There is a cruel sting in the tail as the descent from West Lomond is followed by a climb back up hill. I managed to stay ahead of the Edinburgh couple and on the final downhill section one of the two chaps destined for Scandinavia pulled a muscle which meant that I was able to pass them. The race was great fun and I can thoroughly recommend it. One of the pleasures of trying a new event is the reward of an inevitable personal best. The race is 16.2km (10 miles) and involves 800m of uphill. I arrived back in 2 hrs 18 mins 11 seconds, and was 137th out of a field of 197 runners. I was relieved to be some way off of the bottom of a results table this time. I also had a wry smile when I spied that a student that I taught last year came in over half an hour behind me!

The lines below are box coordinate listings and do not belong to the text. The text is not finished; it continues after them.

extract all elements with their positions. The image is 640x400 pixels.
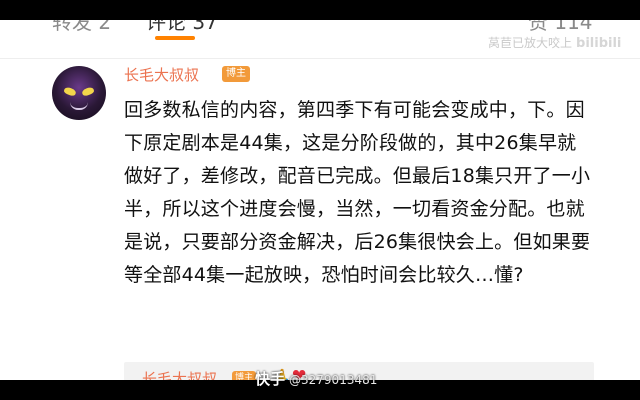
watermark-user-id: @3279013481	[289, 373, 378, 387]
screenshot-frame: 转发 2 评论 37 赞 114 莴苣已放大咬上 bilibili 长毛大叔叔 博…	[0, 20, 640, 380]
avatar-eye-right	[81, 86, 95, 97]
kuaishou-logo: 快手	[255, 370, 286, 388]
avatar-eye-left	[63, 86, 77, 97]
kuaishou-watermark: 快手 @3279013481	[255, 368, 377, 389]
bilibili-logo: bilibili	[576, 36, 622, 51]
comment-text: 回多数私信的内容，第四季下有可能会变成中，下。因下原定剧本是44集，这是分阶段做…	[124, 99, 591, 286]
tab-comments[interactable]: 评论 37	[146, 20, 218, 34]
author-badge: 博主	[222, 66, 250, 82]
reply-username[interactable]: 长毛大叔叔	[142, 368, 217, 380]
top-watermark-text: 莴苣已放大咬上	[488, 36, 573, 50]
avatar[interactable]	[52, 66, 106, 120]
divider	[0, 58, 640, 59]
reply-author-badge: 博主	[232, 371, 257, 380]
comment-item: 长毛大叔叔 博主 回多数私信的内容，第四季下有可能会变成中，下。因下原定剧本是4…	[0, 60, 640, 380]
comment-username[interactable]: 长毛大叔叔	[124, 64, 199, 85]
avatar-mouth	[70, 102, 88, 110]
tab-likes[interactable]: 赞 114	[528, 20, 593, 34]
top-watermark: 莴苣已放大咬上 bilibili	[488, 34, 621, 51]
active-tab-indicator	[155, 36, 195, 40]
tab-forward[interactable]: 转发 2	[52, 20, 111, 34]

Many runners and hillwalkers visit the Isle of Eriska Hotel each year and it is ideally located for a number of Scottish Hill Races. Most obviously the Beinn Lora Hill Race starts in Benderloch, but the hotel would also make a great base for the Lorne Highland Games Race which is only 3.2km. The Oban Games has a race as does the Taynuilt Games and the Appin Show. There is a much longer and tougher race between Creagan and the Clachaig Inn in Glen Coe (24km) after which the spa would be a fantastic location to recuperate.